Из проулка вытиснулись на просторную Немецкую, свободно расправили плечи, хоругви на свободе взвились выше. Любка вместе со всеми истово крестилась на купола Дмитровского монастыря. Кто-то затянул гимн. Толпа подхватила тысячью голосов – мощно, сильно, до торжественного озноба. Любка безжалостно рвала охрипший голос: «Боже царя храни, сильный державный, царствуй на славу, на славу нам!»
Не успели ещё гимн закончить – кто-то с протяжным скрипом вырвал из стены табличку с названием улицы, бросил на булыжную мостовую вверх согнутыми когтистыми гвоздями, белыми от известкового порошка.
– Была Немецкая – стала Безымянная.
– Русская стала!
Грянуло нестройное «Ура-а!..», и в ответ ему на противоположной стороне улицы вырвали ещё одну табличку, обнажая на полинялой фасадной краске яркий девственный прямоугольник, отмеченный по углам отколотой штукатуркой и гвоздевыми отверстиями. Жестянки с номерами домов тоже полетели на булыжную мостовую, будто и в них было что-то немецкое. Пока баловались табличками, дошли до магазина Бергмана.
Откуда-то появились камни – горячие, гладкие, их передавали из рук в руки. Максим по-дружески сунул Любке в руку булыжник – как последним куском хлеба поделился.
На одной половине магазина прислуга уже успела опустить железные жалюзи, другая соблазнительно блестела зеркально чистой витриной. Яркое солнце вдруг раскололось в тяжёлом витринном стекле, рухнуло острыми краями.
Свист, звон, дребезг.
Оскалилась стеклозубая пасть разбитой витрины. Становясь друг другу на плечи, полезли сбивать вывеску магазина. Хрустя битым стеклом, ринулись в магазин, и только тут сшиблись в пронзительной перекличке свистки проснувшихся городовых. Любку оттёрли от Максима, и рядом с ней вдруг обнаружился обладатель хриплого голоса, который всю дорогу дышал ей в затылок водочным перегаром:
– Бергмана нам давай! Всё ему припомним!
В ответ кто-то кричал в другое Любкино ухо:
– Будет он тебя ждать! Давно сбежал. Говорят, у Марамоновых в особняке отсиживается.
Крики, гам, улюлюканье.
Свистки городовых и упоминание о хозяине отрезвили Любку. Она с ужасом заглянула в почти пустую корзину и, зло вклиниваясь плечом, стала пробиваться вон из толпы…

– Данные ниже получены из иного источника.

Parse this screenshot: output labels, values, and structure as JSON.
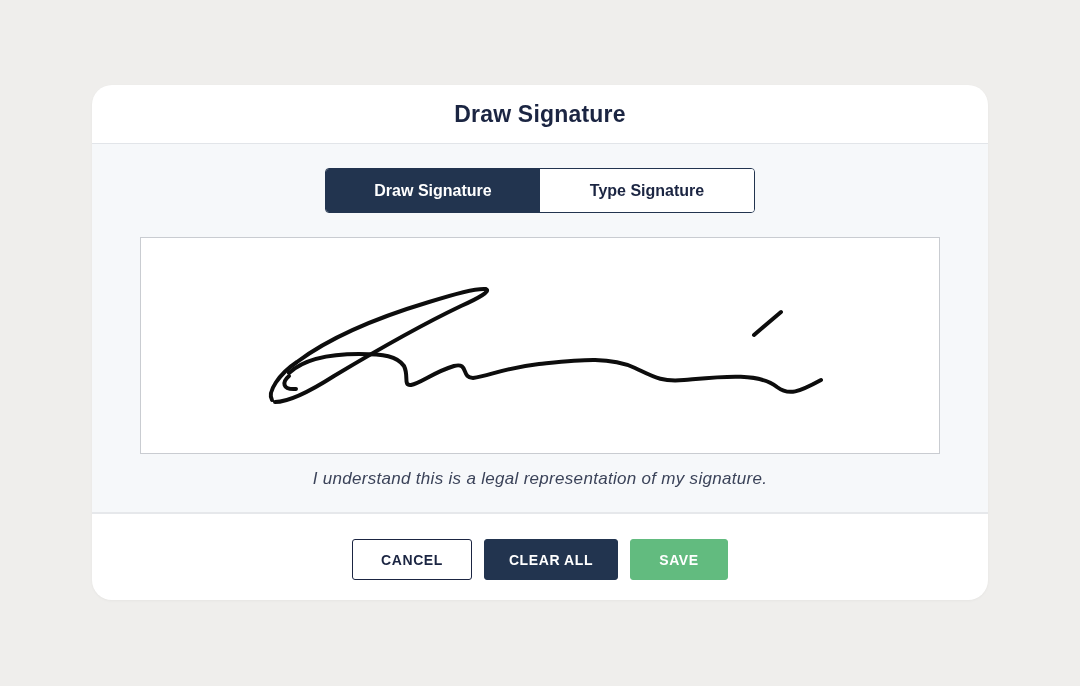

Дома Любка поставила под кухонный стол корзину, в которой осталась только морковь, да пара свёкл на дне, скривила в плаче лицо, захлёбываясь, стала рассказывать Глафире: мол, попала ненароком в самую толпу. Все какие-то бешенные. Налетели, на землю повалили, помидоры потоптали. Еле вырвалась.
Приврать приврала, а плакала искренне, от испуга. Пока шла домой, кураж исчез, и теперь ей казалось, что все уже знают о её участии в погроме, что ещё чуть-чуть – и наступит неминуемая расплата.
– Ладно, не хлюпай, – миролюбиво сказала Глафира. – Хорошо, что обошлось. К хозяину Бергманша приехала, до смерти перепугана. В магазине у неё погром, а Адольфа Карловича до сих пор нет. Уж и не знает, жив ли?
Любка обмерла, только робко облизывала солёные от слёз губы… Ой, не зря Бергманша приехала! Неужто прознала?
Едва Глафира вышла в столовую, Любка кинулась к иконе, бухнулась на колени: «Прости, Господи!»
Глава 8
Папироса, с которой Николай Евгеньевич делил своё нетерпение, полетела в урну.
– Извините, господа.
Оставив у входа в вокзал случайных своих собеседников – пристава и начальника станции, он пошёл навстречу прибывающему поезду. Горячий августовский ветер волок по людному перрону редкую рябь подсолнуховой шелухи, белой рванью рассеивал шипящий паровозный дым.
На втором пути провожали воинский эшелон. Сквозь чих паровоза слышны были переборы гармоники, топот ног, лихие частушки.
Арина заметила мужа издалека, – на голову выделялась в толпе его статная фигура. Замахала ему с подножки вагона ладонью. Поднимая над головой букет роз, Николай Евгеньевич пробивался к ней: обходил тележку грузчика, у кого-то просил прощения. Ему недоумённо смотрели вслед, удивляясь глупой счастливой улыбке, которая так не вязалась с обликом всесильного Марамонова.